Glockengeläut über Melchow

Melchow (bey) Es ist vollbracht: Nach mehr als fünfhundert Jahren läutet nun wieder eine Kirchenglocke über Melchow. Bei einem feierlichen Gottesdienst wurde am Sonntagnachmittag die Glocke im neuen Turm eingeweiht.

Der Blick von unten zeigt die Konstruktion des neuen Glockenturmes von Melchow, die Wilhelm Hanning vom Gemeindekirchenrat erläutert.
© Wolfgang Rakitin

"Ich empfinde große Freude, bin aber auch erleichtert, dass dieses lang ersehnte Projekt nun Wirklichkeit wurde", sagte Pfarrer Christoph Strauß während des Festgottesdienstes. Viele Einheimische, aber auch Gäste aus Nachbardörfern und Gemeinden sowie Vertreter von Behörden, Bauausführende, Förderer und Spender waren nach Melchow gekommen.

"Ich fühle mich wie neugeboren, es ist ein wunderbares Gefühl, diesen herrlichen Klang zu hören", sagte Vera Wolff, die seit 57 Jahren in dem Dorf lebt und wie viele andere den großen Wunsch nach einem eigenen Glockenturm hatte.
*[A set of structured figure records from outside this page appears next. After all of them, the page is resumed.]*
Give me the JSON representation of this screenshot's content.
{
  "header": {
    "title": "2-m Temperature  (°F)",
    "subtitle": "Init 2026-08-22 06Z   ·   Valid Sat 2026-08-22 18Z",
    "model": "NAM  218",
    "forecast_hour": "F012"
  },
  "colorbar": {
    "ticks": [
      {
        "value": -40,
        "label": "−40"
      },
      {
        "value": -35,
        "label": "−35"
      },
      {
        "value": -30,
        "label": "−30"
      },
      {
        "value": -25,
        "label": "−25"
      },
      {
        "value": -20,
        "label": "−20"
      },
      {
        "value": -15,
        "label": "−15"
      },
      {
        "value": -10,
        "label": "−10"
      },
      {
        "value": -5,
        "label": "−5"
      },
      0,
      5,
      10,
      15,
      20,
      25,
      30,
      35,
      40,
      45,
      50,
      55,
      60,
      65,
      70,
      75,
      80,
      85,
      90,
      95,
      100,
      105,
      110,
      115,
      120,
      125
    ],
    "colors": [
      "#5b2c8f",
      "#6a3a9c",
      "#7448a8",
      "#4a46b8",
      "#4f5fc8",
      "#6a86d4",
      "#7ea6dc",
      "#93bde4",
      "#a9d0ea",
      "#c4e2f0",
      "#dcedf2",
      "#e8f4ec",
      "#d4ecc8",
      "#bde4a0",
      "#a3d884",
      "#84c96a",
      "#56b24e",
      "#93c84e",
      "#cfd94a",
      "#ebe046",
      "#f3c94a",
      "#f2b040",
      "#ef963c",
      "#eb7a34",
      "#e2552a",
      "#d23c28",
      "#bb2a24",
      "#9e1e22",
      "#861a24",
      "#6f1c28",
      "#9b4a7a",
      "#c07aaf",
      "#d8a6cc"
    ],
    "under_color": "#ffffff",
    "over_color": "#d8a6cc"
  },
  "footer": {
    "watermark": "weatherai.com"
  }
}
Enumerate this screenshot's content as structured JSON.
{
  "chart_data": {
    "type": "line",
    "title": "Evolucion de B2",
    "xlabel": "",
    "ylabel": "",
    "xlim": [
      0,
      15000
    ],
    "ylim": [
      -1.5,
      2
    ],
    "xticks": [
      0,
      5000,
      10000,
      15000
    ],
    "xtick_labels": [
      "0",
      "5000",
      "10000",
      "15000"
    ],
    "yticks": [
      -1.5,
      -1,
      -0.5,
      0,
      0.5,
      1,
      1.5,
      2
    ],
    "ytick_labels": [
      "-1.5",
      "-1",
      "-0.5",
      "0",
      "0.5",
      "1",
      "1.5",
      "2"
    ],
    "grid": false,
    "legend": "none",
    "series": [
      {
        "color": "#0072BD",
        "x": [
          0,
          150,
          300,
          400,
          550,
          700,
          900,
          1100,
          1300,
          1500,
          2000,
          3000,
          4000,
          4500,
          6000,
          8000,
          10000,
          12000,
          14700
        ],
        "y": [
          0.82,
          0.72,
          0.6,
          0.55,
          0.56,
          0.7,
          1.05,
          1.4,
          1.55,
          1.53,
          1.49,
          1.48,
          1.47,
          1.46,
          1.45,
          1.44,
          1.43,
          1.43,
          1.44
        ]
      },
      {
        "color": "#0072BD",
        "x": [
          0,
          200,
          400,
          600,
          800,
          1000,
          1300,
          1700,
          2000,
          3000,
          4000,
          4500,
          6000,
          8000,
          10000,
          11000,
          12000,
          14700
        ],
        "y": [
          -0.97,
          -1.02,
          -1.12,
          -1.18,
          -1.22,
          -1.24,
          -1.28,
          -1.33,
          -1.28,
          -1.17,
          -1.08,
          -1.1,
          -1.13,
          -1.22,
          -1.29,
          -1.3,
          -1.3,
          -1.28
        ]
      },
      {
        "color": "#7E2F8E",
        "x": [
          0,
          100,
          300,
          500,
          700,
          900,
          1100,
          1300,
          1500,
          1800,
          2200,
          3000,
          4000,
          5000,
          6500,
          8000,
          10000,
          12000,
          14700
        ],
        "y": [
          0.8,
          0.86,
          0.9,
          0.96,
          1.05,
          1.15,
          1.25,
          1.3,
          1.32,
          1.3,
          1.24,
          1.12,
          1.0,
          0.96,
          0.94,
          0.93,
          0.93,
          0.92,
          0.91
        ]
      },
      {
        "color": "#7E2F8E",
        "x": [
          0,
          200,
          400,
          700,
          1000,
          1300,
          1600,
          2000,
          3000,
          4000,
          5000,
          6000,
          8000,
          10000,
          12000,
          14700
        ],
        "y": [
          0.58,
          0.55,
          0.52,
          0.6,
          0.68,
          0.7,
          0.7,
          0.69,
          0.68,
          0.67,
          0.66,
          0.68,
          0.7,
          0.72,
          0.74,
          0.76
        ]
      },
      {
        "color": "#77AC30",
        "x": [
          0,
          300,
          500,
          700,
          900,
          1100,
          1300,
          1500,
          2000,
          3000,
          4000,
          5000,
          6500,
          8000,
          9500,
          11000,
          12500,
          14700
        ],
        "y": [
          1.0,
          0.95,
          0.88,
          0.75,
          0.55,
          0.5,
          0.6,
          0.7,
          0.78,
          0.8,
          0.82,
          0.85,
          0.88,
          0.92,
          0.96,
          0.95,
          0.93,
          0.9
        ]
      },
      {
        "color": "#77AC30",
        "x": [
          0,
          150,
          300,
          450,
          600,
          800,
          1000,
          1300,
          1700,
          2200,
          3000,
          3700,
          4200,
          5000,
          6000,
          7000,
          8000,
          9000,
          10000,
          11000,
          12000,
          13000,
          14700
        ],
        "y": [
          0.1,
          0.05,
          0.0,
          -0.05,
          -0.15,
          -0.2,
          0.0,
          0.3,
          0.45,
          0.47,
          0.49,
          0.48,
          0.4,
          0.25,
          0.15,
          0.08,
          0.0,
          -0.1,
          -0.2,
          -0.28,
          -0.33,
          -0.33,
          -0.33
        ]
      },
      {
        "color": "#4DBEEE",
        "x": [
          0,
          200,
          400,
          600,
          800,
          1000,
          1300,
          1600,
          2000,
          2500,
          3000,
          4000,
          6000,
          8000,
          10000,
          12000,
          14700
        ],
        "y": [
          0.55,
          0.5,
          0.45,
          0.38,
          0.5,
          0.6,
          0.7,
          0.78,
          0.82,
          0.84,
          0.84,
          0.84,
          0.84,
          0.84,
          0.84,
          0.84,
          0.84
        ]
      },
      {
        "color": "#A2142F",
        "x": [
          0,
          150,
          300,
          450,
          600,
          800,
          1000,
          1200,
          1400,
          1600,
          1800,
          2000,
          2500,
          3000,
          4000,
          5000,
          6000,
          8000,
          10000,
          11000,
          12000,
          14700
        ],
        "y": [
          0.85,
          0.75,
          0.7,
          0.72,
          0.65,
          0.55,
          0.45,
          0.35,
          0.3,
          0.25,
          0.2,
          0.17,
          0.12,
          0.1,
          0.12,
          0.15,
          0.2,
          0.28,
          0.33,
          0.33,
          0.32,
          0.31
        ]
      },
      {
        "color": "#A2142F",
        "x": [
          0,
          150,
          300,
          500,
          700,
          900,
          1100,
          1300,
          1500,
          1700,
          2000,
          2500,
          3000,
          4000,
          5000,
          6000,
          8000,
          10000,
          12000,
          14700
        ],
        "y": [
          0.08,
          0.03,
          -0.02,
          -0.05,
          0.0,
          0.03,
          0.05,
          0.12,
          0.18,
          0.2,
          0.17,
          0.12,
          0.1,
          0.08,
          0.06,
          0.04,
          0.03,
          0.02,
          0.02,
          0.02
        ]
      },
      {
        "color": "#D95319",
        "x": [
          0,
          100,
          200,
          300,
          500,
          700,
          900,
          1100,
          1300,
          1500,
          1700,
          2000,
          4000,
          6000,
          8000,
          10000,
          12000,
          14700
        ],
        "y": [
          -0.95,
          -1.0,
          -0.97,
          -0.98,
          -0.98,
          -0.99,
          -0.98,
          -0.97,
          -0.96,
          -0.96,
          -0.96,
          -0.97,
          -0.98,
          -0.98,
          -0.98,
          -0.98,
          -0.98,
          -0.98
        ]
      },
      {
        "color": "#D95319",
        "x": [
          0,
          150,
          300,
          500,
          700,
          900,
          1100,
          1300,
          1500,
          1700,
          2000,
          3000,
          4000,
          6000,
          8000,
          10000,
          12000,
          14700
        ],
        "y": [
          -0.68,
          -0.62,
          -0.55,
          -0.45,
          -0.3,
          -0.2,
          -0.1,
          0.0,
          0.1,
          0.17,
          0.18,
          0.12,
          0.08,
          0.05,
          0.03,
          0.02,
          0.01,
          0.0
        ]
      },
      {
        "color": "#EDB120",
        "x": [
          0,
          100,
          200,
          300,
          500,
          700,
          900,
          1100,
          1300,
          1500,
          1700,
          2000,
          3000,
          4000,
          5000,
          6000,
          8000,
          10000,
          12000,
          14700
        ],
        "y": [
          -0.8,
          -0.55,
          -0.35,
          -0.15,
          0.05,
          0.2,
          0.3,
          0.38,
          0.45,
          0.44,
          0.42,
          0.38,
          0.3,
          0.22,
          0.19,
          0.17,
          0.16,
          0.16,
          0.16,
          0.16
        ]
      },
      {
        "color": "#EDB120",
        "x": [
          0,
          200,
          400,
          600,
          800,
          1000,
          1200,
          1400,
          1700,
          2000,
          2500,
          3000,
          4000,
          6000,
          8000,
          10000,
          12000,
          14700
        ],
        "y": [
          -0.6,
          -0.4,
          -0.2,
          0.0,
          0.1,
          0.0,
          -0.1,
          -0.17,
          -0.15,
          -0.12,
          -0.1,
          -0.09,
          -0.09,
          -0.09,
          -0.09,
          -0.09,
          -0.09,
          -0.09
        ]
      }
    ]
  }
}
Den Anstoß für das ehrgeizige Vorhaben gaben Einheimische. Sie fanden vor mehr als vier Jahren in Pfarrer Frank Städler, der inzwischen einer anderen Gemeinde vorsteht, einen begeisterten Partner. "Bei allem Zweifeln war mir allerdings von Anfang an klar, wir brauchen unser Licht auf keinen Fall unter den Scheffel zu stellen und können ein solches Projekt auf die Beine stellen", erinnerte er am Sonntag noch einmal an den Beginn einer langen Vorbereitungszeit.

Zur Umsetzung wurde schließlich der Förderverein Glockenturm gegründet, dessen Mitglieder nicht nur auf erfolgreiche Spendensuche gingen, sondern auch unzählige Gespräche mit Behörden führten. Als Sieger des initiierten Wettbewerbes ging das Büro Sauer Architekten aus Berlin hervor. Die Fachleute entwarfen den etwa acht Meter hohen Baukörper, der aus einer besonderen Stahlkonstruktion besteht. "Der sogenannte Cortenstahl verfügt über einen hohen Kupferanteil und wird sich in ungefähr drei Monaten dunkelbraun-rot verfärbt haben", kündigt der Architekt Hannes Sauer an. Diese spezielle Rostschicht schützt das Material vor weiterer Korrosion.

Rund 70000 Euro kostete der Bau des Glockenturms. "Der größte Teil des Geldes kommt aus dem Kirchenkreis, die Gemeinde Melchow spendierte beispielsweise 15000 Euro", berichtet der Vorsitzende des Fördervereins, Frank Waschkowski. In den kommenden Jahren muss die Kirche aber ein Darlehen zurückzahlen.

Melchows Bürgermeister Wolfgang Lindt äußerte während des Festgottesdienstes den Wunsch, "dass das Glockengeläut dazu beiträgt, den Zusammenhalt der Bürger zu stärken."

Wie berichtet, wurde vermutlich beim Hussiten-Feldzug der alte Dorfkern zerstört. Als in den 1920/30er-Jahren ein Stall zur neuen Kirche umgebaut wurde, fehlte Geld für Turm und Glocke. 2009 konnte die Melchower Kirchengemeinde die Wartburgheim-Glocke aus Eberswalde erwerben. Die wurde dann auf ein Gestell in die Kirche "gesetzt".